XID 79 points to overheating or insufficient/unstable power supply

I had another one.

NVRM: GPU at PCI:0000:65:00: GPU-cd57429b-a4d9-917d-72d6-1d9b6c4f6a3a
NVRM: GPU Board Serial Number: 
NVRM: Xid (PCI:0000:65:00): 79, GPU has fallen off the bus.
NVRM: GPU at 0000:65:00.0 has fallen off the bus.
NVRM: GPU is on Board .
NVRM: A GPU crash dump has been created. If possible, please run
NVRM: nvidia-bug-report.sh as root to collect this data before
NVRM: the NVIDIA kernel module is unloaded.

Full log: https://gist.github.com/kenorb/9b41910fbced376314b7dda50ccad2cd

I will check the settings in BIOS next time.

The following post suggests it’s the issue with ASUS motherboards:

It’s suggested to change the kernel option to:

pcie_aspm=off

. I’ll try that as well.

1 Like

Screenshots from NVIDIA X Server Settings app of the failing GPU (1st of 4):



Did you fix this issue, iam having this on 4.29 and latrst 5 kernels with all nvidia-drivers available on gentoo system. Strange is that when I try gpu_burn - whih is CUDA stresser, all is ok. The problem only occurs when I start X based stuff (xorg or plasma).

I have this exact same issue every day in Ubuntu 22.04 since I got a GeForce RTX 3060, with every kernel and every Nvidia video driver in the 5xx range. I have tried many different kernel/videodriver combinations and they all have the same problem.

The freeze usually occurs within 2 hours of booting the computer. I have tried multiple boot options I read around the net that solved the issue for others, such as the famous pcie_aspm=off, but they don’t make a difference in my case. That may be because I don’t have an ASUS mainboard like most people who report this issue. I have a Gigabyte X570 I Aorus Pro in stead.

While it sucks to a pretty infuriating level that this problem persists for such a long time over so many updates, I have discovered something interesting. The issue never reappears after a soft reboot.

So I do a Sync, Unmount and reBoot SysRequest (i.e. hold Alt + SysRq while pressing S, U, and B in slow succession) and the problem is gone until I do a cold boot.

I know this topic is old, but it’s still the first result DuckDuckGo gives me. I thought I’d share that new information here.

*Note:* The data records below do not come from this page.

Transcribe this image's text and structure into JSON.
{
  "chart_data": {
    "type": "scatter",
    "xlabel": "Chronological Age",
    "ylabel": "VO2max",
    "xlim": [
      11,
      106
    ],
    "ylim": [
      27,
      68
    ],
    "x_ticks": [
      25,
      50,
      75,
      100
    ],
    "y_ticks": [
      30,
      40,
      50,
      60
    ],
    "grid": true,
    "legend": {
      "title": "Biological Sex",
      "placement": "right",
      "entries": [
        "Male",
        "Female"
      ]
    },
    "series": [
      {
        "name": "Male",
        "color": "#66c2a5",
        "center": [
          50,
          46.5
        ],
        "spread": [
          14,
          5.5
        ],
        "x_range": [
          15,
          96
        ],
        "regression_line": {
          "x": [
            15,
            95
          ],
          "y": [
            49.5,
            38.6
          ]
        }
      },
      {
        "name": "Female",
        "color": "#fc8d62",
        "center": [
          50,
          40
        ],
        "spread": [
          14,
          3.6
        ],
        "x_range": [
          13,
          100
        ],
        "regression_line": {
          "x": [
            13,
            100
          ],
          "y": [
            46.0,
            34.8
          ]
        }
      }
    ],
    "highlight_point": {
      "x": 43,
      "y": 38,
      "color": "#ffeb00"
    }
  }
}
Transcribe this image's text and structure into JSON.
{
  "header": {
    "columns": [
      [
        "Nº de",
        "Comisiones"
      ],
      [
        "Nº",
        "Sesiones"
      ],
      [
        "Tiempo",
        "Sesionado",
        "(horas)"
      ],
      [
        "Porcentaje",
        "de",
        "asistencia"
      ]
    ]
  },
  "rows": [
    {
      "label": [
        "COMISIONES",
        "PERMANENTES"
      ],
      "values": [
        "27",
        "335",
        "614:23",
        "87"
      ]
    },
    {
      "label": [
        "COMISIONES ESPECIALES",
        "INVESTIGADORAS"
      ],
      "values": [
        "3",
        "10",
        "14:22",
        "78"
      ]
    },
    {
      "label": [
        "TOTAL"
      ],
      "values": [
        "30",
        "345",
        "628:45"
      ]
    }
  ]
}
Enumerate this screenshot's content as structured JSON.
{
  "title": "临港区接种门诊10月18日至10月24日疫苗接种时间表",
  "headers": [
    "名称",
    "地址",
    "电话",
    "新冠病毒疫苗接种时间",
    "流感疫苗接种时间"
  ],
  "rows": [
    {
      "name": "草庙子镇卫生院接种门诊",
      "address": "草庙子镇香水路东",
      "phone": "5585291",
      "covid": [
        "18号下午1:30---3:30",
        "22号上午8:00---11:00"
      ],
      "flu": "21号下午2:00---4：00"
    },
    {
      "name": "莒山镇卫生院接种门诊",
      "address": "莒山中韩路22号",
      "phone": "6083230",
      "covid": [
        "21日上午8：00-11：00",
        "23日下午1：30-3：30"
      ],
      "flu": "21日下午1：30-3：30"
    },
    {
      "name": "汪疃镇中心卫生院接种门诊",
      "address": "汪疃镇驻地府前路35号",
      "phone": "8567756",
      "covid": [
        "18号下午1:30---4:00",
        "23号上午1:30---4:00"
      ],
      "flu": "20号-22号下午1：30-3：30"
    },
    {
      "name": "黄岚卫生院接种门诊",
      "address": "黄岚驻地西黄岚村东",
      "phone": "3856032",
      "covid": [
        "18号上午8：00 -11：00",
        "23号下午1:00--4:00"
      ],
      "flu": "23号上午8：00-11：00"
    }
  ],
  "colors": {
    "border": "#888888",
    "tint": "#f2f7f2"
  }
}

10:06:20 kernel: [ 3901.114072] NVRM: GPU at PCI:0000:09:00: GPU-xxxxxxxx-xxxx-xxxx-xxxx-xxxxxxxxxxxx
10:06:20 kernel: [ 3901.114079] NVRM: Xid (PCI:0000:09:00): 79, pid='<unknown>', name=<unknown>, GPU has fallen off the bus.
10:06:20 kernel: [ 3901.114081] NVRM: GPU 0000:09:00.0: GPU has fallen off the bus.
10:06:20 kernel: [ 3901.114739] NVRM: Xid (PCI:0000:09:00): 32, pid=3502, name=cinnamon, Channel ID 00000010 intr 00800000
10:09:52 kernel: [ 4113.229473] sysrq: Emergency Sync
10:09:52 kernel: [ 4113.229691] Emergency Sync complete
10:09:54 kernel: [ 4114.232443] sysrq: Emergency Remount R/O

Rectification: This is false. Just lucky for some time. See this thread for more on this.

The safest way to reboot a frozen machine is still a Sync, Unmount and reBoot SysRequest (i.e. hold Alt + SysRq while pressing S, U, and B) as long as the kernel is still running.